Grants and Contributions

This project will use JWST/NIRCam to image Epsilon Eridani b; a Jupiter mass object in orbit around one of the closest neighbouring sun-like stars. These images will be further used to determine the planet’s mass and orbit using a newly developed radial velocity and astrometric orbit modelling technique.

This project will use JWST/NIRSpec to reveal how gas flows in and out of an early low-mass galaxy as well as mapping its chemical abundances to search for signs of proto-globular clusters or metal-free gas. By combining JWST’s unparalleled sensitivity with gravitational lensing and an advanced “MSA stepping” technique, this project will achieve ultra-efficient, spatially resolved spectroscopy down to star-cluster scales, at a depth that would otherwise be unfeasible.

This project will use JWST/NIRCam and NIRSpec to discover and study the faintest and most distant galaxies, black holes, stars, and stellar explosions in the early universe. By using the powerful effect of gravitational lensing, this project will reveal over 10-100 times more strongly magnified, early-universe objects than previous surveys.

This project will use JWST/MIRI to study six nebulae that are transiforming into perfect crystals and analyze organic molecules called PAHs (Polycyclic Aromatic Hydrocarbons) that reveal the environmental conditions in these stellar nebulae. By comparing the location of the crystals with the PAH-measured conditions, we can finally determine how cosmic crystals form, improving our understanding of planetary formation building blocks.

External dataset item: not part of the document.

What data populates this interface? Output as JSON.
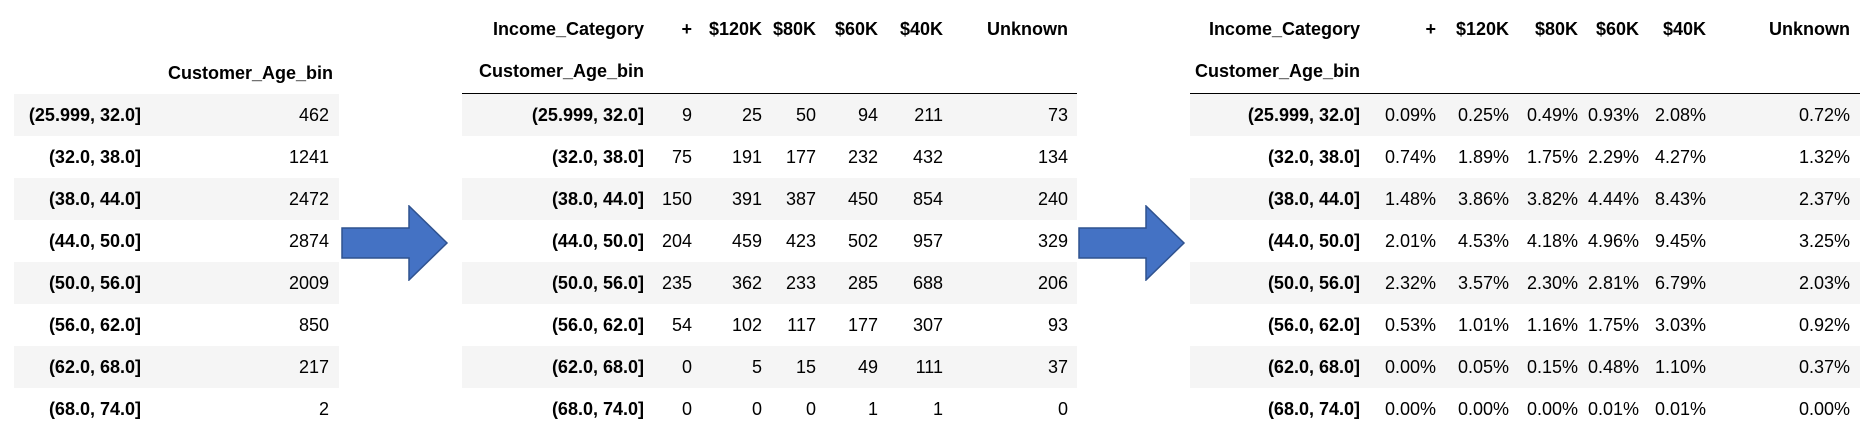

The objective of this AO is to support Canadian students to participate in national and international space conferences and training events that will offer them the opportunity to learn about and be involved in the latest developments in space science and technology, to develop their professional network, and in some cases, present their research results at the national and international level.

The Second Generation Balloon-borne Very Long Baseline Interferometry Experiment (BVEX2) aims to help astronomers map incredibly small and distant objects in space, like the regions surrounding supermassive black holes. By suspending a radio telescope from a stratospheric balloon above 99% of the Earth’s atmosphere, BVEX2 will demonstrate a new way to observe high-frequency light that is normally blocked by the atmosphere. This project will make the first demonstration that a telescope suspended from a stratospheric balloon can be used as part of an Earth-sized network of radio telescopes. The project will also serve as a pathfinder experiment that will develop technology that could be used for more sensitive high-frequency balloon telescopes to increase the number of mapped black hole shadows and eventually for a space interferometer that can map the regions around dozens of black holes.

The advanced growth chambers at the Controlled Environment Systems Research Facility (CESRF) at the University of Guelph can simulate conditions equivalent to those found on the Moon and Mars and will be used in this project to address four critical knowledge gaps in extraterrestrial plant production: Water and nutrient delivery, Crop performance, Multi-crop interactions, and Environment monitoring and control. The project will train HQP through hands-on experience with cutting-edge systems for extraterrestrial plant production and the research insights will inform the design of food production modules for Lunar and Martian habitats. Beyond space applications, the knowledge and technologies developed have potential spinoffs for CEA on Earth, particularly in extreme or resource-limited settings.

This project will use JWST/NIRSpec to confirm the first robust candidate for a Population III galaxy (ID16043) at redshift z = 6.5, enable detections of rest-frame optical lines in extremely faint galaxies and probe the existence of low mass black holes at high redshift. This will be the deepest medium-grating spectroscopy ever conducted by JWST in a gravitational lensing cluster field.

This project aims to study star formation in extreme environments by assembling a sample of 10 starbursting nuclear rings with comprehensive multiwavelength data. Using high-resolution VLA 33 GHz maps and JWST/NIRCam imaging, the team will resolve individual GMCs, H II regions, and star clusters to measure extinction-free star formation rates and investigate how factors like feedback, gas inflow, and turbulence regulate star formation efficiency in conditions similar to the Milky Way’s central molecular zone.

This project addresses the gaps in satellite-based high-spatial-resolution hyperspectral imaging, with a focus on the shortwave infrared range (SWIR), and its application to carbon monitoring. It advances research in this field in collaboration with Wyvern, a Canadian satellite company, as well as other academic and industry collaborators. As part of the project, multi-scale datasets will be analyzed to identify band configurations, especially in SWIR, that are most effective for detecting soil carbon. This research will generate transferable datasets and methods, as well as maps of carbon storage and dynamics in the study area, thereby enhancing Canada’s capabilities in both space technology development and carbon monitoring, and providing guidance for the design of next-generation hyperspectral satellites.